Choosing What Path To Take Next
Young and newly married, the woman describing this inner conflict had a full life yet to live. And in due season, critical doors to success would open propitiously. Some, seemingly without her even trying the handles.
Similar confusion runs deep within me at times. But a significant distinction exists: most of my allotted days have already been expended. So what happens next?
Recently retired, a friend's face wore his growing concern of not having enough to do. But for me, numerous choices breed difficult decisions. Simultaneously, however, diminishing reserves of time and energy constrain opportunities for mid-course corrections.
Consider an example.
Several years ago I began to write these newspaper columns, proving a point long suspected. There's no trick to churning out columns or book manuscripts or poems.
Poets lounge on every corner, and would-be authors choke the streets. How-to books proliferate. The challenge is not the writing--but the selling. And selling demands energy and expertise I don't have.
Thus my perpetual fork in the road: to do what I'd like or what I must. Or put another way, to drain the swamp or fight alligators. To pursue the important or the urgent.
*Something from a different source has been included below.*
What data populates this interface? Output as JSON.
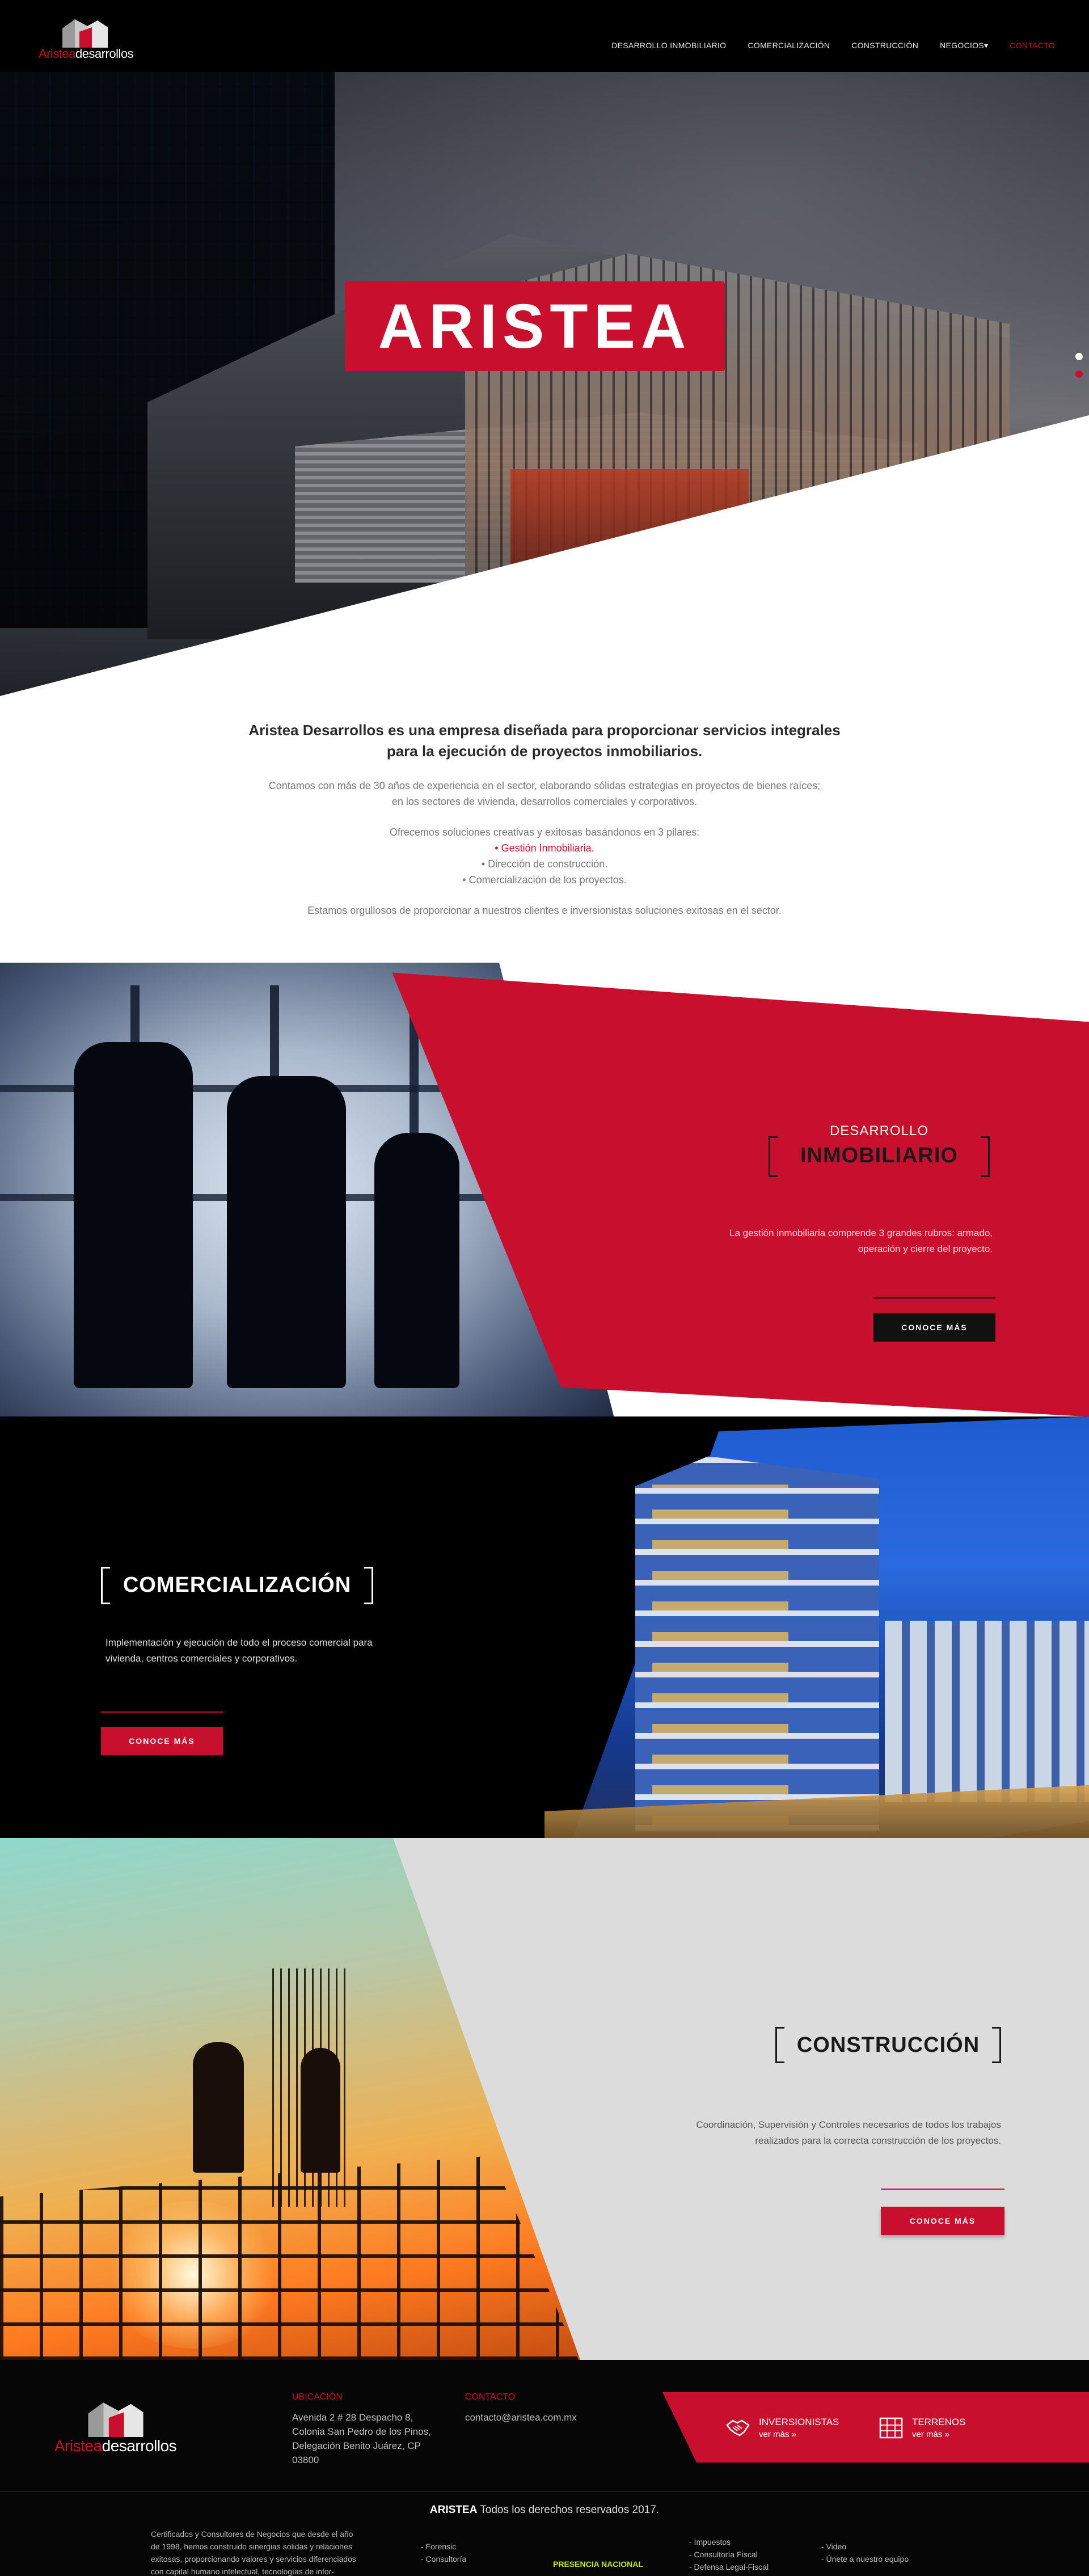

In perusing my journal, conflicts of choice repeatedly surface. From a decade ago: "We have worked day and night for the last two weeks trying to get everything done. The house is still a wreck after remodeling, but things are going back together. I haven't been able to get paperwork for several weeks--no telling what's overdue. Tonight I must balance the checkbook and pay bills."
Probably without realizing the significance of her decision, the young woman reached a future-altering conclusion: "Something else lay ahead but I did not know what. While I waited I busied myself." Both the minute and the monumental she attacked with equal vigor, not knowing which would pay off. And because of rich experiences garnered on her journey, Pearl Buck became the first woman awarded the Nobel Prize in literature.
But thousands of years before Pearl Buck, the writer of Ecclesiastics (9:10) had precisely mapped the path she ultimately pursued: "Sow your seed in the morning and do not be idle in the evening, for you do not know whether morning or evening sowing will succeed, or whether both of them alike will be good."
So I scatter seed along diverse paths. This morning: finish this column. This afternoon: help son with algebra. Tomorrow: begin painting curtain rods and rings. Next semester: enroll in Spanish class. Much later: screw up courage to call hard-to-convince editors.
And who knows what seed will bear fruit, or when… if I busy myself with opportunities as God affords them to me.